How is this new round of funding different from previous rounds?

This round feels different because it is less about proving that the market exists and more about proving that we can build the future of the category.

Earlier rounds were about vision, community, and the initial product-market fit. This round is more about infrastructure, defensibility, and execution. The conversations are deeper—around supply chain, intellectual property, safety, testing, gross margins, operational readiness, and what it takes to build a business that can last.

As a founder, it also feels more serious. You are no longer just asking people to believe in an idea. You are showing them the system you are building and the discipline behind it.

What will this $4.5 million infusion mean for your hair extensions?

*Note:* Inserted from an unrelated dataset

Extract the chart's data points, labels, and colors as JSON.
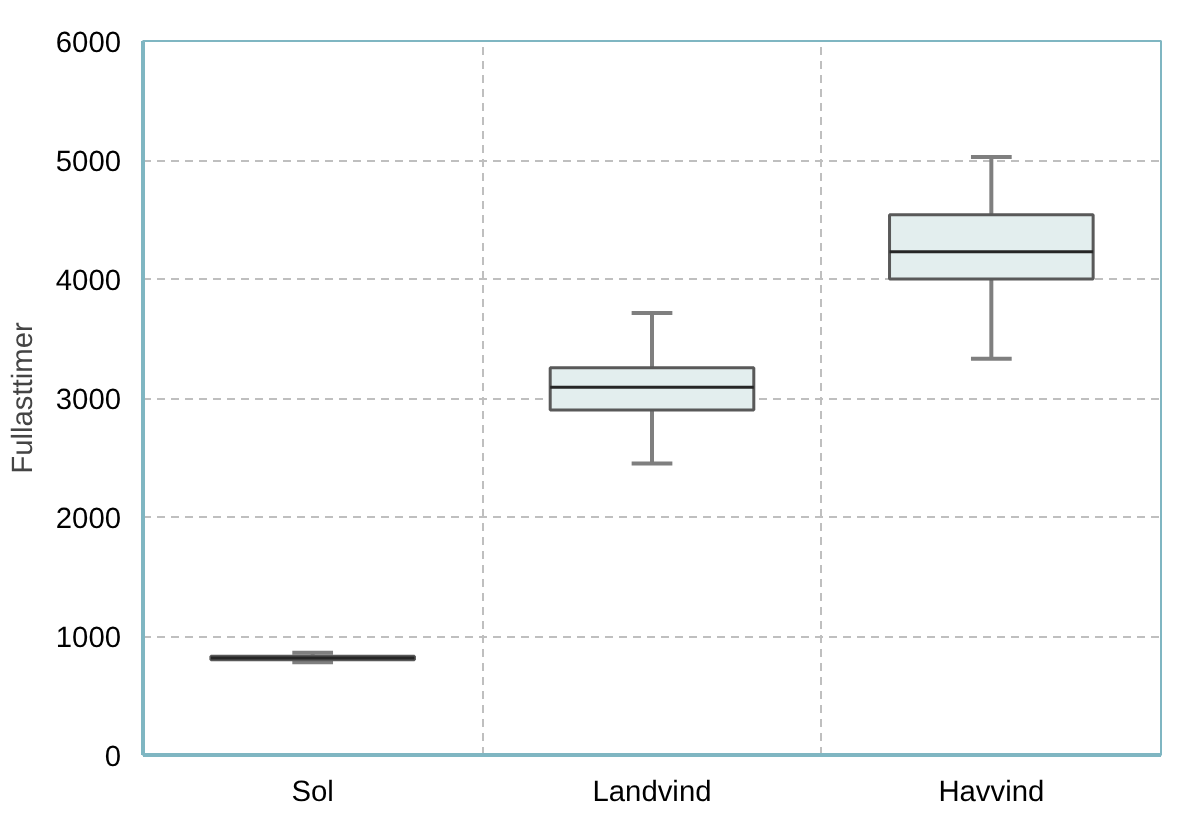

The funding will help us continue scaling Synths 2, our collagen protein fiber-braiding hair, and the wider fiber platform behind it.

It will allow us to invest further into research and development, product testing, supply chain, manufacturing, education, and retail readiness. For us, it is about making sure the innovation is not only exciting, but safe, consistent, high-performing, and easy for customers to understand.

It also supports our United States expansion, including fulfillment, content, community building, and the foundations for larger retail partnerships. We see the United States as a major growth market for Ruka, both commercially and culturally.

Ultimately, this funding helps us build the infrastructure to take textured hair innovation seriously—at the level our community has always deserved.

What advice do you have for other founders about fundraising?

I would say: know what kind of business you are building before you decide what kind of capital to take.

Venture capital is not just money. It comes with expectations around speed, scale, and outcomes, so it has to match the ambition and structure of the company.

I would also tell founders to get very clear on the story behind the numbers. Investors need to understand the market, but they also need to understand why you are uniquely positioned to win. Especially if you are building in a category that has been overlooked, part of the job is education.

And finally, do not let the fundraising process define your worth as a founder. A no is not always a reflection of the quality of the business. Sometimes it is timing, mandate, market conditions, or simply a lack of understanding. The key is to stay close to the truth of what you are building, keep refining the story, and make sure the capital you take serves the company—not the other way around.